En sık bulaşma yolu cinsel temasla olduğu için bu yolla korunma çok önemlidir. Özellikle tek eşlilik bulaşma riskini tamamen ortadan kaldırabilir. Ülkemizin bu konudaki sloganı ''Tek çare, tek eşliliktir.'' Riskli cinsel temas sırasında kondom gibi etkin korunma yöntemlerinin kullanılması da hem HIV-AIDS hem de diğer cinsel yolla bulaşan hastalıklardan korunmak için çok önemlidir
Kan yoluyla bulaşın önlenmesi için test edilmemiş kan ürünlerinin kullanılmasına izin verilmemelidir. Ülkemiz de de 1987 yılından bu yana kan ve kan ürünleri HIV yönünden test edilmektedir ve bu yasal bir zorunluluktur.
Ayrıca şırınga, diş hekimliğinde kullanılan malzemeler, dövme vb durumlarda kullanılan kesici ve delici aletler ya her kullanımdan önce dezenfekte edilmeli ya da tek kullanımlık malzemeler kullanılmalıdır.
HIV/AIDS ARTIK KRONİK BİR ENFEKSİYONDUR
Enfeksiyonun ortaya çıktığı ilk dönemlerin aksine günümüzde HIV/AIDS, Dünya Sağlık Örgütü (DSÖ) tarafından ölümcül hastalıklar listesinden çıkartılarak, yaşam boyu birlikte yaşanacak hastalıklar listesine alınmıştır.
Günümüzde artık HIV tanısı geç konan ve hatta AIDS evresinde olan hastalar dahi ilaç tedavisiyle sağlık ve yaşam kalitelerini artırarak normal insanlar gibi yaşamlarını sürdürebilmektedirler.
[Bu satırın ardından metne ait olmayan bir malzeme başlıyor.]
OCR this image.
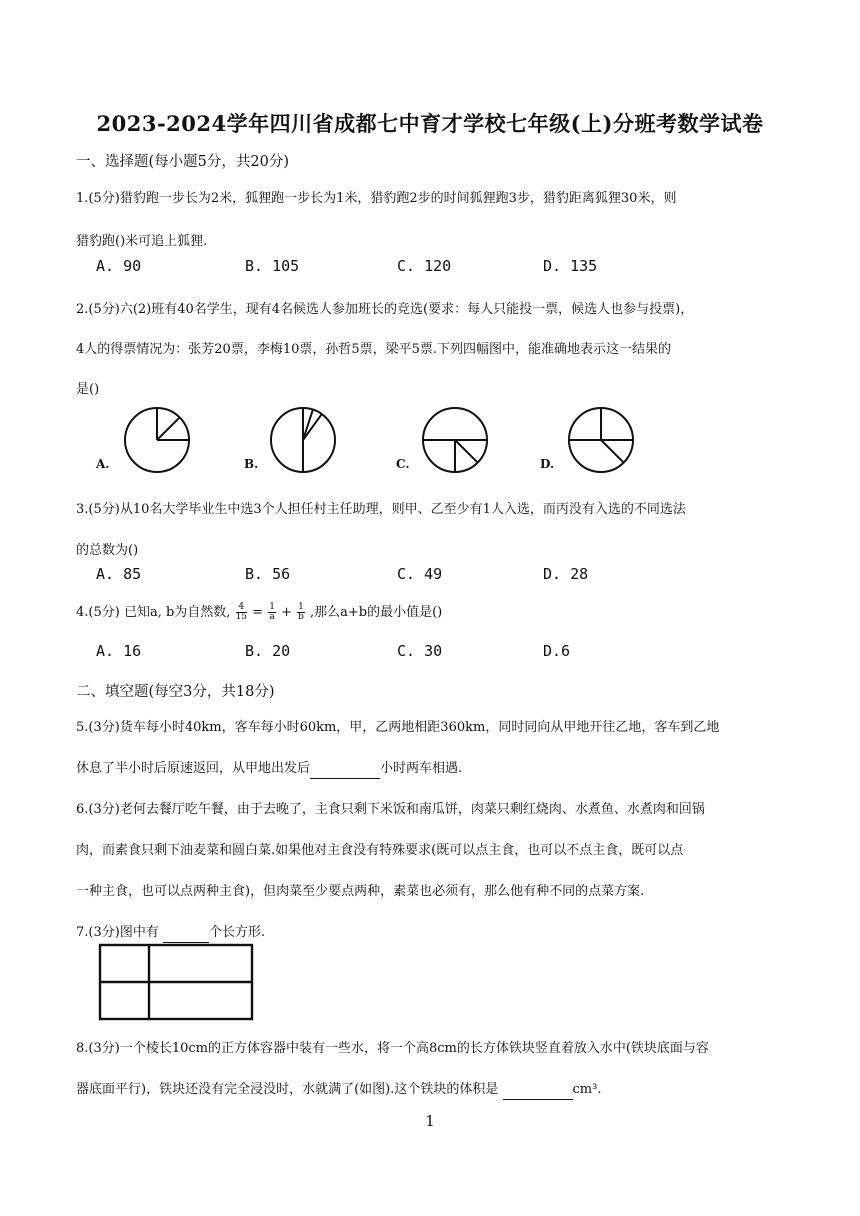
2023-2024学年四川省成都七中育才学校七年级(上)分班考数学试卷
一、选择题(每小题5分，共20分)
1.(5分)猎豹跑一步长为2米，狐狸跑一步长为1米，猎豹跑2步的时间狐狸跑3步，猎豹距离狐狸30米，则
猎豹跑()米可追上狐狸.
A. 90	B. 105	C. 120	D. 135
2.(5分)六(2)班有40名学生，现有4名候选人参加班长的竞选(要求：每人只能投一票，候选人也参与投票)，
4人的得票情况为：张芳20票，李梅10票，孙哲5票，梁平5票.下列四幅图中，能准确地表示这一结果的
是()
A.	B.	C.	D.
3.(5分)从10名大学毕业生中选3个人担任村主任助理，则甲、乙至少有1人入选，而丙没有入选的不同选法
的总数为()
A. 85	B. 56	C. 49	D. 28
4.(5分) 已知a, b为自然数, $\frac{4}{15} = \frac{1}{a} + \frac{1}{b}$ ,那么a+b的最小值是()
A. 16	B. 20	C. 30	D.6
二、填空题(每空3分，共18分)
5.(3分)货车每小时40km，客车每小时60km，甲，乙两地相距360km，同时同向从甲地开往乙地，客车到乙地
休息了半小时后原速返回，从甲地出发后	小时两车相遇.
6.(3分)老何去餐厅吃午餐，由于去晚了，主食只剩下米饭和南瓜饼，肉菜只剩红烧肉、水煮鱼、水煮肉和回锅
肉，而素食只剩下油麦菜和圆白菜.如果他对主食没有特殊要求(既可以点主食，也可以不点主食，既可以点
一种主食，也可以点两种主食)，但肉菜至少要点两种，素菜也必须有，那么他有种不同的点菜方案.
7.(3分)图中有	个长方形.
8.(3分)一个棱长10cm的正方体容器中装有一些水，将一个高8cm的长方体铁块竖直着放入水中(铁块底面与容
器底面平行)，铁块还没有完全浸没时，水就满了(如图).这个铁块的体积是	cm³.
1
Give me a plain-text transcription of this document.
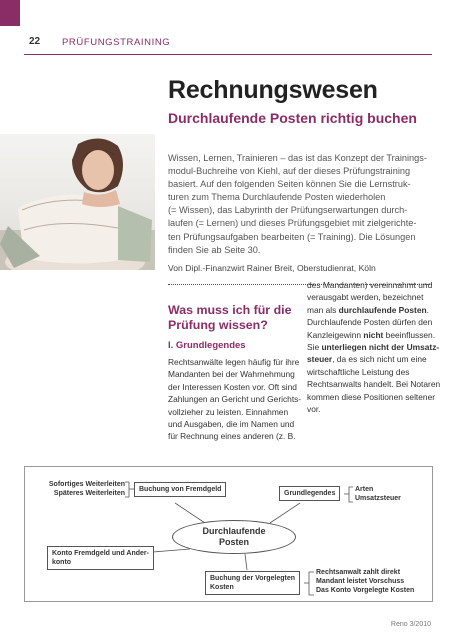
22 PRÜFUNGSTRAINING
Rechnungswesen
Durchlaufende Posten richtig buchen
Wissen, Lernen, Trainieren – das ist das Konzept der Trainings-
modul-Buchreihe von Kiehl, auf der dieses Prüfungstraining
basiert. Auf den folgenden Seiten können Sie die Lernstruk-
turen zum Thema Durchlaufende Posten wiederholen
(= Wissen), das Labyrinth der Prüfungserwartungen durch-
laufen (= Lernen) und dieses Prüfungsgebiet mit zielgerichte-
ten Prüfungsaufgaben bearbeiten (= Training). Die Lösungen
finden Sie ab Seite 30.
Von Dipl.-Finanzwirt Rainer Breit, Oberstudienrat, Köln
Was muss ich für die
Prüfung wissen?
I. Grundlegendes
Rechtsanwälte legen häufig für ihre
Mandanten bei der Wahrnehmung
der Interessen Kosten vor. Oft sind
Zahlungen an Gericht und Gerichts-
vollzieher zu leisten. Einnahmen
und Ausgaben, die im Namen und
für Rechnung eines anderen (z. B.
des Mandanten) vereinnahmt und
verausgabt werden, bezeichnet
man als durchlaufende Posten.
Durchlaufende Posten dürfen den
Kanzleigewinn nicht beeinflussen.
Sie unterliegen nicht der Umsatz-
steuer, da es sich nicht um eine
wirtschaftliche Leistung des
Rechtsanwalts handelt. Bei Notaren
kommen diese Positionen seltener
vor.
Sofortiges Weiterleiten
Späteres Weiterleiten
Buchung von Fremdgeld
Grundlegendes
Arten
Umsatzsteuer
Durchlaufende
Posten
Konto Fremdgeld und Ander-
konto
Buchung der Vorgelegten
Kosten
Rechtsanwalt zahlt direkt
Mandant leistet Vorschuss
Das Konto Vorgelegte Kosten
Reno 3/2010
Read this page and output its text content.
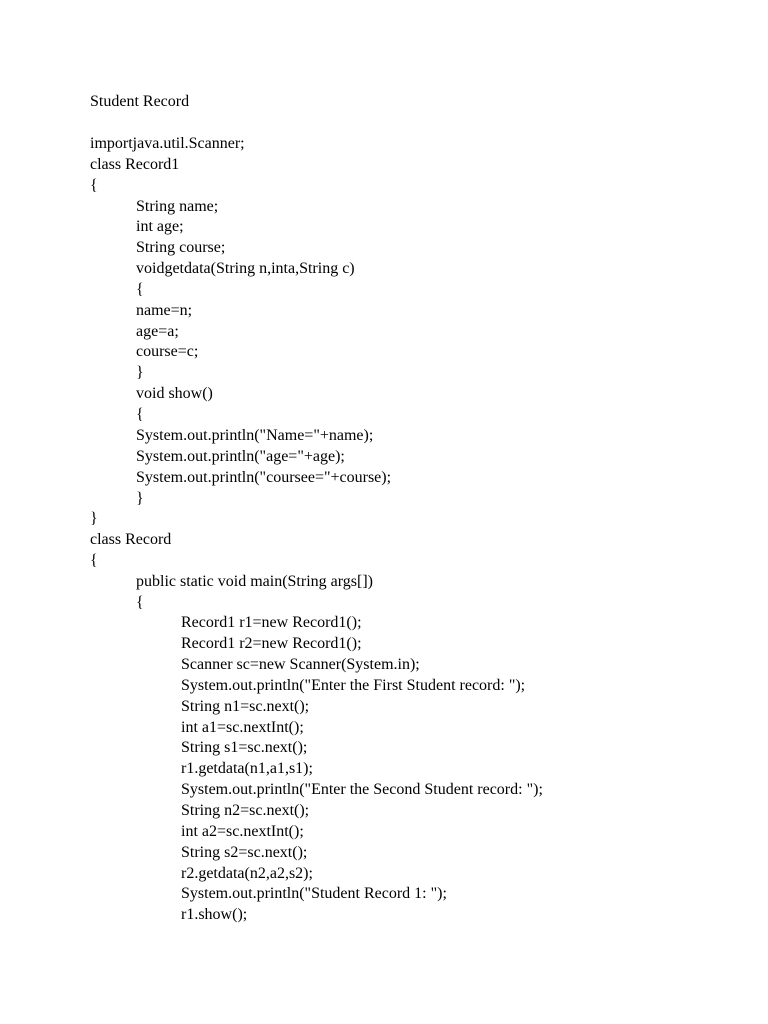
Student Record
importjava.util.Scanner;
class Record1
{
String name;
int age;
String course;
voidgetdata(String n,inta,String c)
{
name=n;
age=a;
course=c;
}
void show()
{
System.out.println("Name="+name);
System.out.println("age="+age);
System.out.println("coursee="+course);
}
}
class Record
{
public static void main(String args[])
{
Record1 r1=new Record1();
Record1 r2=new Record1();
Scanner sc=new Scanner(System.in);
System.out.println("Enter the First Student record: ");
String n1=sc.next();
int a1=sc.nextInt();
String s1=sc.next();
r1.getdata(n1,a1,s1);
System.out.println("Enter the Second Student record: ");
String n2=sc.next();
int a2=sc.nextInt();
String s2=sc.next();
r2.getdata(n2,a2,s2);
System.out.println("Student Record 1: ");
r1.show();
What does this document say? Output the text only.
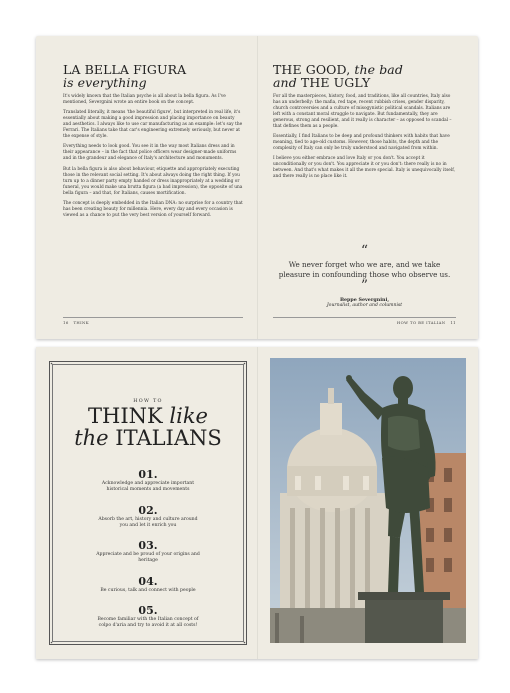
LA BELLA FIGURA
is everything

It's widely known that the Italian psyche is all about la bella figura. As I've mentioned, Severgnini wrote an entire book on the concept.

Translated literally, it means 'the beautiful figure', but interpreted in real life, it's essentially about making a good impression and placing importance on beauty and aesthetics. I always like to use car manufacturing as an example: let's say the Ferrari. The Italians take that car's engineering extremely seriously, but never at the expense of style.

Everything needs to look good. You see it in the way most Italians dress and in their appearance – in the fact that police officers wear designer-made uniforms and in the grandeur and elegance of Italy's architecture and monuments.

But la bella figura is also about behaviour, etiquette and appropriately executing those in the relevant social setting. It's about always doing the right thing. If you turn up to a dinner party empty handed or dress inappropriately at a wedding or funeral, you would make una brutta figura (a bad impression), the opposite of una bella figura – and that, for Italians, causes mortification.

The concept is deeply embedded in the Italian DNA: no surprise for a country that has been creating beauty for millennia. Here, every day and every occasion is viewed as a chance to put the very best version of yourself forward.

16 THINK
THE GOOD, the bad
and THE UGLY

For all the masterpieces, history, food, and traditions, like all countries, Italy also has an underbelly: the mafia, red tape, recent rubbish crises, gender disparity, church controversies and a culture of misogynistic political scandals. Italians are left with a constant moral struggle to navigate. But fundamentally, they are generous, strong and resilient, and it really is character – as opposed to scandal – that defines them as a people.

Essentially, I find Italians to be deep and profound thinkers with habits that have meaning, tied to age-old customs. However, those habits, the depth and the complexity of Italy can only be truly understood and navigated from within.

I believe you either embrace and love Italy or you don't. You accept it unconditionally or you don't. You appreciate it or you don't: there really is no in between. And that's what makes it all the more special. Italy is unequivocally itself, and there really is no place like it.

“
We never forget who we are, and we take pleasure in confounding those who observe us.
”
Beppe Severgnini,
Journalist, author and columnist
HOW TO BE ITALIAN 11
HOW TO
THINK like
the ITALIANS
01.
Acknowledge and appreciate important historical moments and movements
02.
Absorb the art, history and culture around you and let it enrich you
03.
Appreciate and be proud of your origins and heritage
04.
Be curious, talk and connect with people
05.
Become familiar with the Italian concept of colpo d'aria and try to avoid it at all costs!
Günümüzde artık hastalar günde alacakları tek tablet şeklindeki tedavilerle yaşamlarını normal şartlarda devam ettirebilmektedirler.
Ayrıca artık günümüzde HIV pozitif anne veya babalar HIV negatif çocuk sahibi olabilmektedirler.
ÖN YARGILARDAN KURTULMALIYIZ
Dünya genelinde her 10 hasta bireyden dördü hastalığı nedeniyle işinden ayrılmak zorunda kalmaktadır. Ayrıca enfekte bireyler toplumdan dışlanma korkusu nedeniyle doktora başvurmakta gecikebilmekte bu da etkin tedavinin başlamasında gecikmelere yol açmaktadır. Hastalık aynı ortamda bulunmakla, aynı iş yerinde çalışmakla, ortak havuz, tuvalet, çatal, kaşık, havlu kullanmakla, dokunmak ya da tokalaşmakla BULAŞMAMAKTADIR. Bu şekilde bulaşma olmayacağı konusunda toplumu bilinçlendirmekle hastaların toplumdan dışlanması ya da ayrımcılığa uğraması gibi olumsuz durumların ortaya çıkması engellenebilir.